Xfwl4: Xfce erhält eigenen Wayland Compositor
29. Jänner 2026
Das Xfce-Team hat gerade bekannt gegeben, daß es den langjährigen Xfce-Entwickler Brian Tarricone aus Spendengeldern finanzieren werde, damit er einen neuen Wayland Compositor eigens für Xfce entwickelt, der auf den Namen Xfwl4 hört.
Das Ziel ist, daß Xfwl4 so weit wie möglich und unter Berücksichtigung der Unterschiede zwischen X11 und Wayland, die gleiche Funktionalität wie Xfwm4, der Standard-Fenstermanager von XFCE, bieten soll. Die Verwendung von xfwl4 soll sich unter X11 genauso anfühlen wie die von xfwm4. Weiterhin sollen die bestehenden Konfigurationsdialoge und xfconf-Einstellungen von xfwm4 wiederverwendet werden, um einen reibungslosen Übergang zu gewährleisten.
Xfwl4 wird nicht auf dem bestehenden xfwm4-Code basieren. Stattdessen wird es von Grund auf in Rust unter Verwendung der Smithay-Bausteine geschrieben. Smithay ist eine in Rust geschriebene Bibliothek, die Bausteine zur Entwicklung eigener Wayland-Compositoren bereitstellt.
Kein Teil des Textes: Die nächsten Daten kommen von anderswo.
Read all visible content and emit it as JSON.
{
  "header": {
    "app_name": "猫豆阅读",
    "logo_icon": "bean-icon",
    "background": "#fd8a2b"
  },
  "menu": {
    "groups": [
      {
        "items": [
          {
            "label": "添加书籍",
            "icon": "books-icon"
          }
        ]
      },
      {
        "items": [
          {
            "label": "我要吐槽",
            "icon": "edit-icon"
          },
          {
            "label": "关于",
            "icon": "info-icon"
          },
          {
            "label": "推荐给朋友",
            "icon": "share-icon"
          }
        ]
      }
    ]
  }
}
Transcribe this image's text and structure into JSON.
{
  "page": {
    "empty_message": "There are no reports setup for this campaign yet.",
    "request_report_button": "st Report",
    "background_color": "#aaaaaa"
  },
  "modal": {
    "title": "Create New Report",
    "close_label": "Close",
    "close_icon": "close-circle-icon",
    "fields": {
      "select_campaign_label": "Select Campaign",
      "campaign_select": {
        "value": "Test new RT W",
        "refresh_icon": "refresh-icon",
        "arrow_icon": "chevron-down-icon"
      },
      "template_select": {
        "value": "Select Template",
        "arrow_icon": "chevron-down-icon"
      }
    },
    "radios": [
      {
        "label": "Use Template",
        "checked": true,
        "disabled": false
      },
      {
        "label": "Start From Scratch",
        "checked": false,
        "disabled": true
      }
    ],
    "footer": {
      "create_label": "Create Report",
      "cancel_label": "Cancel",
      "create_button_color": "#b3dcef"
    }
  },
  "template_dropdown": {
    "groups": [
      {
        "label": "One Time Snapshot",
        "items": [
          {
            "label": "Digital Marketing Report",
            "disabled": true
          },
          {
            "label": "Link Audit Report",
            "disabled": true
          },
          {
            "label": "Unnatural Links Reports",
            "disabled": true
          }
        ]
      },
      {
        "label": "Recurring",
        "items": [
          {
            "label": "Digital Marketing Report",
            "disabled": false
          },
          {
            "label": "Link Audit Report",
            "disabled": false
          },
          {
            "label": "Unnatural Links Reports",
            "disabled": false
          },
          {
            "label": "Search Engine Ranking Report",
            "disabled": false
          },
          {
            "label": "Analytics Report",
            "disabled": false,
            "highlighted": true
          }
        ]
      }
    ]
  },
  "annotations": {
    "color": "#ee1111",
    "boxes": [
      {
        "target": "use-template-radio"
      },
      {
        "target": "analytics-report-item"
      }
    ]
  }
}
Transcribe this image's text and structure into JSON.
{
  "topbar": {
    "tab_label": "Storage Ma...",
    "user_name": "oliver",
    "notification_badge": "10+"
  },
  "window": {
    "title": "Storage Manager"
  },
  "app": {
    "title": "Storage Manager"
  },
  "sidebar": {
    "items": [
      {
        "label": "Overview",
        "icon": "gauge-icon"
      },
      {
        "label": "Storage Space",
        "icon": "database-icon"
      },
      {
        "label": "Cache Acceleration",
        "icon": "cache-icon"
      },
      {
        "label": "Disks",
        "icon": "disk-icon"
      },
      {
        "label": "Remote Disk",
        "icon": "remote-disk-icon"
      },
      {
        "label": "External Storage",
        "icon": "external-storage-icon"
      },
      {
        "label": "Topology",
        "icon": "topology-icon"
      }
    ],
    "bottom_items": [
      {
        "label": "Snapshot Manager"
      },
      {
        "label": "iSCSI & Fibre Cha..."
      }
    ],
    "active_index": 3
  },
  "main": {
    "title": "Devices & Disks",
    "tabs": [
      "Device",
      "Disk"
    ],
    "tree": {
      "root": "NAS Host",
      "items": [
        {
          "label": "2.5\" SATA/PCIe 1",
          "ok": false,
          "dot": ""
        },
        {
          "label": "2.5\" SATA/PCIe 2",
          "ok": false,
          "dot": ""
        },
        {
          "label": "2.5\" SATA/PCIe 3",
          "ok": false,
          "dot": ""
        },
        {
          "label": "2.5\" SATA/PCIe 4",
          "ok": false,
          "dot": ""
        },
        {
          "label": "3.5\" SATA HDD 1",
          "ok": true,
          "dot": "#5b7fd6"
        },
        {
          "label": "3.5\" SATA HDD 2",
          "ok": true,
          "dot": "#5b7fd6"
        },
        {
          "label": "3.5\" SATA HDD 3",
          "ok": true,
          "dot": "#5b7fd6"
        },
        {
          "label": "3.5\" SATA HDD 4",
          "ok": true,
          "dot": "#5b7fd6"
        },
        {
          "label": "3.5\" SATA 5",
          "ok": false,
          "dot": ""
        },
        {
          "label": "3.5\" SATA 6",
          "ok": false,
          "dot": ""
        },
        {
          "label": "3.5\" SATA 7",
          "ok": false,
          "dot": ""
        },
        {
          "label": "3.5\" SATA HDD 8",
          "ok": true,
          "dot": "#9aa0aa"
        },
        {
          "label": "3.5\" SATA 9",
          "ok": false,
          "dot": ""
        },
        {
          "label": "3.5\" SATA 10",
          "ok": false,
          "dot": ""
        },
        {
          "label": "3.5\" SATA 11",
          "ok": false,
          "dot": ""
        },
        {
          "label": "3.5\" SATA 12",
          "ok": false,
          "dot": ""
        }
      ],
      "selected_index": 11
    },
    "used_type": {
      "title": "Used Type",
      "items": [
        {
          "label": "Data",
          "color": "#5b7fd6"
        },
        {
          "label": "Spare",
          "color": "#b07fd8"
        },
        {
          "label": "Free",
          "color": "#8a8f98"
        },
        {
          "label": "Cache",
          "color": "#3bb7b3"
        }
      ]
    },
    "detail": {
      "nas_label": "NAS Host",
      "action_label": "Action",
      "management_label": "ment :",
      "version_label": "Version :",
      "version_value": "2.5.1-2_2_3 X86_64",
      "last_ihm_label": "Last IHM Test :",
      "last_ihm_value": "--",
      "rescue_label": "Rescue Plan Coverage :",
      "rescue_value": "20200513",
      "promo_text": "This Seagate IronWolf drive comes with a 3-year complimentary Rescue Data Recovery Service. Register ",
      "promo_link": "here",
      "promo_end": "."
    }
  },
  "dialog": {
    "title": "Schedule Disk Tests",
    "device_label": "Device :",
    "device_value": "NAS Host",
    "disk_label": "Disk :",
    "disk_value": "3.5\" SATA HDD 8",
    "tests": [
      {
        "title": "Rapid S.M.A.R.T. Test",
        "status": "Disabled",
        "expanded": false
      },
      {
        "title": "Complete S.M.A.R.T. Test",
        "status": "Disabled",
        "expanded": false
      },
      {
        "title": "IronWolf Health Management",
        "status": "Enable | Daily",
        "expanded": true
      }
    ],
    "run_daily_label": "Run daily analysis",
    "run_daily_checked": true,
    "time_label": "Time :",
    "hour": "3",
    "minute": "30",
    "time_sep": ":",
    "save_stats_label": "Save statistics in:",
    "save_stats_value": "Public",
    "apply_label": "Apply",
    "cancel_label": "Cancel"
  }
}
Damit können Grundfunktionen von Wayland und den zugrundeliegenden Systembibliotheken ohne großen Aufwand erstellt werden. Die Compositoren von COSMIC und des Tiling-Compositors Niri wurden ebenfalls mit Smithey erstellt.
Es gab einen Versuch, den Code von xfwm4 so zu modifizieren, daß er sowohl X11 als auch Wayland unterstützt. Dies erwies sich jedoch aus mehreren Gründen als der falsche Weg.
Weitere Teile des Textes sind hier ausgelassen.